Integrate an Application with Prometheus Operator and Package with a Helm Chart

In the previous posts, we saw:
  • how to implement metrics in applications
  • how to run the monitoring stack locally
  • how to test and debug metrics generated by a simple Python Flask application
  • In this post we will:
  • use Kubernetes Custom Resources to integrate our application with the Prometheus Operator
  • define some alerts based on the metrics generated by the application
  • deploy a custom dashboard in Grafana
  • package everything in a Helm chart, including a Grafana dashboard
  • Connect Prometheus to your Application
    Prometheus will retrieve metrics from Pods with a /metrics HTTP endpoint. If the Prometheus Operator is deployed in your Kubernetes Cluster, the discovery of the Pods is done by deploying one of the following custom Kubernetes objects:
    Using ServiceMonitor
    When a ServiceMonitor object is deployed, Prometheus will create one target per address defined in the Endpoints object linked to the Service. This means every Pod is in a ready status used by the Service.
    For example, if you have the following Service and Deployment in your cluster:
    apiVersion: v1
    kind: Service
    metadata:
      name: webapp
      labels:
        component: backend
        instance: app
        name: containers-my-app
      namespace: my-app
    spec:
      type: ClusterIP
      ports:
      - name: http
        port: 80
        protocol: TCP
        targetPort: webapp
      selector:
        component: backend
        instance: app
        name: containers-my-app
    apiVersion: apps/v1
    kind: Deployment
    metadata:
      name: webapp
      labels:
        component: backend
        instance: app
        name: containers-my-app
      namespace: my-app
    spec:
      selector:
        matchLabels:
          component: backend
          instance: app
          name: containers-my-app
      template:
        metadata:
          labels:
            component: backend
            instance: app
            name: containers-my-app
        spec:
          containers:
          - name: app
            image: ghcr.io/camptocamp/course_docker_backend:python
            ports:
            - containerPort: 8080
              name: webapp
    As defined in the Deployment’s spec.template.metadata.labels field, Pods will have the following labels:
  • component: backend
  • instance: app
  • name: containers-my-app
  • The Service has a selector that matches labels of the Pod. Therefore the Service will load balance traffic to Pods deployed by the Deployment.
    ServiceMonitor objects also use a selector to discover which Services need to be monitored.
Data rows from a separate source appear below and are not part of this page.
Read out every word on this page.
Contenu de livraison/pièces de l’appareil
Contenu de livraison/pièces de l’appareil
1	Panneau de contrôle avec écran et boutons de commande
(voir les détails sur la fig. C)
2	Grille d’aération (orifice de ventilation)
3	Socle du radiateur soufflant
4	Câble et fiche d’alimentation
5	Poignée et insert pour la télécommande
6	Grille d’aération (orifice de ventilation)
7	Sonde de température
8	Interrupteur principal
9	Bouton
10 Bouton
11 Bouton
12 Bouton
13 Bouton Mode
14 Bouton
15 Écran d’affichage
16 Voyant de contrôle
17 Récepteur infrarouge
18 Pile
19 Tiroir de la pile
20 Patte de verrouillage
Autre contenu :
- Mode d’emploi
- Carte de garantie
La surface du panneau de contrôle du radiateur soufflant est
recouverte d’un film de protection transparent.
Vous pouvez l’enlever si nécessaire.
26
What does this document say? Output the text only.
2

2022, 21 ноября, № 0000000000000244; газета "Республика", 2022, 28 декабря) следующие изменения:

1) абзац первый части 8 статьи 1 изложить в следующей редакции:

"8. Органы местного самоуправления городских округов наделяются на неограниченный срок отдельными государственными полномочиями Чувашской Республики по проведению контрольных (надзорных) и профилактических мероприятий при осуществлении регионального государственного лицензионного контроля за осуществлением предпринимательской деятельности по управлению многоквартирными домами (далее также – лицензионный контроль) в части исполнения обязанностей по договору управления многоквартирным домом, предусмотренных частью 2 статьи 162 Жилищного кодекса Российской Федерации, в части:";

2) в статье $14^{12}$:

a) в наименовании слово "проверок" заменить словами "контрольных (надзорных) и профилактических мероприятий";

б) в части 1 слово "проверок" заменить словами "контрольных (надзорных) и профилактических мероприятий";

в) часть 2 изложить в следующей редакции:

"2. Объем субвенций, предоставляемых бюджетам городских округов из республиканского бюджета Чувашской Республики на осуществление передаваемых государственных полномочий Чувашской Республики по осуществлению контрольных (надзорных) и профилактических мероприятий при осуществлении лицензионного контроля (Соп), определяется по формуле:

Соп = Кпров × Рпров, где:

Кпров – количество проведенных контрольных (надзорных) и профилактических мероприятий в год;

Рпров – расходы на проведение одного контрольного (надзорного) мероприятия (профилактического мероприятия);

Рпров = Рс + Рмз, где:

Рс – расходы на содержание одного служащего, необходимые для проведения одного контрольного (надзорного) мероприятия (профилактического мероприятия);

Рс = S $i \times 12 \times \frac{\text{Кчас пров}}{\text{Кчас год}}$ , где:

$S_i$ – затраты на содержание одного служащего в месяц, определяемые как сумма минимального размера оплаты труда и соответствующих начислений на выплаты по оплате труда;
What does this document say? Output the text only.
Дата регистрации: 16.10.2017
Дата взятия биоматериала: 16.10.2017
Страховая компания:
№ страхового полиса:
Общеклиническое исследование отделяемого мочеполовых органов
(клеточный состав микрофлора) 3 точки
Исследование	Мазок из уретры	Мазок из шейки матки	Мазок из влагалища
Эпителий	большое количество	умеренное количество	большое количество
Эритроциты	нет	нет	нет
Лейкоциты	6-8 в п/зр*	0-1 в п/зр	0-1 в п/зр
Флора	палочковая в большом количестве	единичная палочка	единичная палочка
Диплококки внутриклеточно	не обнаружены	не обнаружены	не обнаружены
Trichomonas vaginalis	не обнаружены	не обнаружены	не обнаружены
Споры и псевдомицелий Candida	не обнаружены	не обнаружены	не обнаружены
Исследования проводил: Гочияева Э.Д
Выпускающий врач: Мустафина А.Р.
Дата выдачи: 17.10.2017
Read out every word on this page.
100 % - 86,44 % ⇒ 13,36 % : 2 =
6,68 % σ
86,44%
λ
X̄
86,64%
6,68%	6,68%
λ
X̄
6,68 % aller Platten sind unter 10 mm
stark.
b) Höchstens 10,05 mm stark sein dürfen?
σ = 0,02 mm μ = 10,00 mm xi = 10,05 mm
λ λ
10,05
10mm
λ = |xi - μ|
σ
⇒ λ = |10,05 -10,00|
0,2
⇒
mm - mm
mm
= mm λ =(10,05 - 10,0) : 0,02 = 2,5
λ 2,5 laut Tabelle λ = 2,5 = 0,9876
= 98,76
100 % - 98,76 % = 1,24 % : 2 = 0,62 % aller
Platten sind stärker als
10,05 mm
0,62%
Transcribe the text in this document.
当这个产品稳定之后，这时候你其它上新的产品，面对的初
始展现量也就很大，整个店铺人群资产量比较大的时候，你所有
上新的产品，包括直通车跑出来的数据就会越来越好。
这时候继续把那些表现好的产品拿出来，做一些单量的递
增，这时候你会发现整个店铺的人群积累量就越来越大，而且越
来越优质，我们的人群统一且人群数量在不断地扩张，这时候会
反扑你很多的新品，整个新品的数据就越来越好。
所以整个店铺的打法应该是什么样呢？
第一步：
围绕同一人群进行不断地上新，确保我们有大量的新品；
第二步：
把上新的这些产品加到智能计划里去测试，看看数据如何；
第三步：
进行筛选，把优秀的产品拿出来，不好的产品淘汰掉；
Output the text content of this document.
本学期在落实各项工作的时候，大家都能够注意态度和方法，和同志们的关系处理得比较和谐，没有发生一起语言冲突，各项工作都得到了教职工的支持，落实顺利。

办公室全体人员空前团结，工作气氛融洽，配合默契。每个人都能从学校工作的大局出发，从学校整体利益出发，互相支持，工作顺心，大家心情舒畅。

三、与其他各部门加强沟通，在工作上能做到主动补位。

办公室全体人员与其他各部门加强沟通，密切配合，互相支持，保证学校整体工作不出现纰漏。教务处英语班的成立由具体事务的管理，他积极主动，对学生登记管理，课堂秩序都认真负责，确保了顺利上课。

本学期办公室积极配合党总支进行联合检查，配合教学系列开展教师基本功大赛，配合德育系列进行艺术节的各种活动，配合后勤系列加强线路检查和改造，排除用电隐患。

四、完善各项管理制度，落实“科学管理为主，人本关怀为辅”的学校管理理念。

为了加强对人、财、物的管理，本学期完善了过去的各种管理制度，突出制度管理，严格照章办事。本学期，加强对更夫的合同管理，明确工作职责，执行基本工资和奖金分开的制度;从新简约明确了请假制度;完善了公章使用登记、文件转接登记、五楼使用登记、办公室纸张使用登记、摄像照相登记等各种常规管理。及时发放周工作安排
Prometheus will scrape metrics from every Pods behind selected Services.
    For example, to retrieve metrics from our Pods, we can deploy the following ServiceMonitor object:
    apiVersion: monitoring.coreos.com/v1
    kind: ServiceMonitor
    metadata:
      name: webapp
      labels:
        component: backend
        instance: app
        name: containers-my-app
        release: prom
      namespace: my-app
    spec:
      namespaceSelector:
        matchNames:
        - my-app
      selector:
        matchLabels:
          component: backend
          instance: app
          name: containers-my-app
      endpoints:
      - port: http
    Prometheus Operator will search for Services:
  • in the my-app namespace,
  • with the following labels:
    • component: backend
    • instance: app
    • name: containers-my-app
  • with a port named: http
  • It will then use the Service selector to find Pods. As a result, one target per Pod will be created in the Prometheus configuration.
    Using PodMonitor
    PodMonitor objects use a selector to find Pods directly. No Service needs to be deployed.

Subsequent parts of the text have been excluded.